PHNOM PENH (Cambodia Herald) - The International Labor Organization says Cambodia has reasons to be cheerful as the international community marks World Day Against Child Labor on Tuesday. At the same time, however, a lot more needs to be done.
In a statement, the ILO estimated that 215 million children worldwide were involved in child labor, with more than half associated with its worst forms.
As for Cambodia, around 1.5 million children are involved in child labor and about 310,000 in the worst forms.
"Children concerned should be at school, acquiring skills that prepare them for decent work as adults. By entering the labor market prematurely, they are deprived of this critical education and training that can help to lift them, their families and communities out of a cycle of poverty.

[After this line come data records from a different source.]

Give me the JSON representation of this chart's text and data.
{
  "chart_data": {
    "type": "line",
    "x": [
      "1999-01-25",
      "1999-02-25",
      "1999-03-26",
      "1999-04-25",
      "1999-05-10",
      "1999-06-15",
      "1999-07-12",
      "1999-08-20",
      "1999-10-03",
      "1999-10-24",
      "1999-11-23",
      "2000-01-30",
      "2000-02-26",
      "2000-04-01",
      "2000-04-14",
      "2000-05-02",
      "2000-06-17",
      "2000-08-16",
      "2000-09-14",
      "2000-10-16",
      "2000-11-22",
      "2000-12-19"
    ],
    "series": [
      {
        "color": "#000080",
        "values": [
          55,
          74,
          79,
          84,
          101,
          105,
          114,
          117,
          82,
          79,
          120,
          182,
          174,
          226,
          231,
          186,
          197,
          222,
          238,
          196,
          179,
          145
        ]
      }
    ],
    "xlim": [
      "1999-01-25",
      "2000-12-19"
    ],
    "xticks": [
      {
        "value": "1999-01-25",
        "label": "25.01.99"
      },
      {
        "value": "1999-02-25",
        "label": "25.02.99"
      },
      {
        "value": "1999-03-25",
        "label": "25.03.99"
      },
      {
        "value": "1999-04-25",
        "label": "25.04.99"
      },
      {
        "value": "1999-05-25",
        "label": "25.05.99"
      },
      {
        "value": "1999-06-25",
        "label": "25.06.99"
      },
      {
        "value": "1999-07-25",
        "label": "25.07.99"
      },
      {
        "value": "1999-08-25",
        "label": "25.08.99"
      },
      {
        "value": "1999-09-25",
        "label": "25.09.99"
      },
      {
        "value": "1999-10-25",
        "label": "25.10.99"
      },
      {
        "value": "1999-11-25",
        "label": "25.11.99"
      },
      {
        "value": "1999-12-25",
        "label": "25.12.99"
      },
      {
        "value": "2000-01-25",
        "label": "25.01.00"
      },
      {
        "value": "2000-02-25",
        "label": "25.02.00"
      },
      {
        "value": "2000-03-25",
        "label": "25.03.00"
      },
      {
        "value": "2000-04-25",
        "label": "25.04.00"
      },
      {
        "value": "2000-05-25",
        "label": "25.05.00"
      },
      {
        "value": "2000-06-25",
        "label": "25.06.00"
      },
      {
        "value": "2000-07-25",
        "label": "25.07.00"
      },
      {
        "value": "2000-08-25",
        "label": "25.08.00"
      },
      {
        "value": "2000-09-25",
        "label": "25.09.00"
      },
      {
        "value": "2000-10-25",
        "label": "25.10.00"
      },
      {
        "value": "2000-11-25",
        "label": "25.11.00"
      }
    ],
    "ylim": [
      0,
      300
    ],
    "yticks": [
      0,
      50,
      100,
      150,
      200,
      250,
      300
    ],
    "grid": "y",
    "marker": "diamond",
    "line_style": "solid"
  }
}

"In its worst forms, child laborers may also be exposed to physical, psychological or moral suffering that can cause long-term damage to their lives."
But "there appears to be a growing realization that Cambodia needs a well-educated young workforce to fuel its economic growth." Moreover, the ILO noted that Prime Minister Hun Sen had signed the first National Plan of Action for the Elimination of the Worst Forms of Child Labor in 2008.
A draft for the second phase from 2013 to 2017 has now been developed and will soon be finalized. "The ILO seeks the commitment of the Royal Government of Cambodia towards the adoption of this Second National Plan of Action, alongside with the allocation of appropriate resources," it said.
The statement also noted that Cambodia was one of the first countries in the region to adopt the ILO goal of ending the Worst Forms of Child Labour by 2016. Today, the country has nine separate ministries, many provinces and the Municipality of Phnom Penh working together to achieve the goal.
"Those steps are beginning to show results. Recent monitoring conducted in Kampot, Kep and Poipet (has) shown very significant declining trends of child labor," the ILO said. "These declining trends give us the hope that the 2016 goal of ending the (worst forms of child labor) can be achieved."
But "a lot more still needs to be done and time is short," it warned, noting that both boy and girls need to receive education up to at least 15 years, when they can start work.
Moreover, action against child labor can be accelerated under a new Social Protection Strategy for the Vulnerable and the Poor which provides cash-transfer schemes, scholarships and public-employment schemes for parents.
The ILO also called for "cross-sectoral initiatives" to identify areas free of child labor, better law enforcement including penalizing those who break the law and allocating adequate government resources to eliminate child labor.